Kael's face was grim, his eyes scanning the horizon. "I don't know. This is new."

From the west, a lone figure appeared, stumbling through the ochre light. It was a woman, gaunt and dressed in rags that whipped around her thin frame. She was moving with a desperate urgency, her gaze fixed on the camp.

Lyon and a few of his guards moved to intercept her at the perimeter, weapons raised. "Stay where you are!" Lyon shouted, his voice tight with alarm.

The woman didn't stop. She staggered forward, collapsing just inside the camp's crude boundary. Kael and August were closer and reached her first. August knelt, turning her over gently. Her face was caked with dust, her lips cracked and bloody. She was breathing in shallow, ragged gasps.

"Water," she rasped, her eyes wide with a frantic terror that went beyond mere exhaustion.

Kael pressed his waterskin to her lips, and she drank greedily. Lyon and his men formed a tense circle around them.

"Where did you come from?" Lyon demanded, his spearpoint aimed at the woman.

The woman pushed the waterskin away, grabbing the front of August's tunic with a surprisingly strong grip. Her eyes locked onto his. "It's coming," she wheezed, her voice a fragile, terrified whisper. "The Silent Hunt. The No-Moon Night is a mercy… this is… a culling."

She coughed, a wracking spasm that shook her entire body. When she pulled her hand away from her mouth, it was stained with a thick, black fluid that seemed to absorb the sickly yellow light.

"What's a culling?" August asked, his own voice low.

The woman's eyes rolled back. "They don't turn you to stone," she whispered, her voice fading. "They just… erase you."

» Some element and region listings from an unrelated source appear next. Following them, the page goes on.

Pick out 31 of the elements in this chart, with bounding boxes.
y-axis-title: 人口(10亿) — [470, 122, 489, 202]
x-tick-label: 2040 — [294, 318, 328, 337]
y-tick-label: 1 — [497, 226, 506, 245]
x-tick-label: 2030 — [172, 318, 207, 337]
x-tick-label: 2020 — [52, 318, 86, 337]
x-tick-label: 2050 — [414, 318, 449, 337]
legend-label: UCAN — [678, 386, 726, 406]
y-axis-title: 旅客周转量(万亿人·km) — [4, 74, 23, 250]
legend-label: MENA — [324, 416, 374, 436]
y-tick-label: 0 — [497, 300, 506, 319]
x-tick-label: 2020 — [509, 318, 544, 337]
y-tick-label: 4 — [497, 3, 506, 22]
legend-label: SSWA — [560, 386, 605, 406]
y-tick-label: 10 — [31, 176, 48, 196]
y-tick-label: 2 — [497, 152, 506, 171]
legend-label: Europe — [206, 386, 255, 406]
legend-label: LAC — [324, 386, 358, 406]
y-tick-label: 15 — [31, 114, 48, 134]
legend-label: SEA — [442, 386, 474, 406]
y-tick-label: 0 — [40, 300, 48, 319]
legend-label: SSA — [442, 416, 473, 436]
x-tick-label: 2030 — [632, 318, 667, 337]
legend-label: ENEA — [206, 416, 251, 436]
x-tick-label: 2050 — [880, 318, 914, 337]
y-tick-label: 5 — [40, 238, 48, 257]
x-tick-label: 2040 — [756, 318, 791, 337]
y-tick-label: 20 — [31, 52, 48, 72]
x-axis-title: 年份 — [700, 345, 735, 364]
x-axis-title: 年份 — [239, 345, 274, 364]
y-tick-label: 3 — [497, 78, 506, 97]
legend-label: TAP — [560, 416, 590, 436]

With a final, shuddering breath, she went limp. Fingers slipped from his tunic, her hand falling to the ground. The unnatural yellow light in the sky began to recede, draining away as slowly as it had appeared, leaving the normal twilight in its place. The deep hum in the earth faded into silence.

The camp was utterly still. Lyon stared at the dead woman, then at August, his suspicion now mixed with a new, raw fear. The stranger was dead, but her cryptic warning remained, a poison dropped into their already-polluted well of hope. The Silent Hunt. Erasure. The words hung in the air, heavier and more menacing than any stone.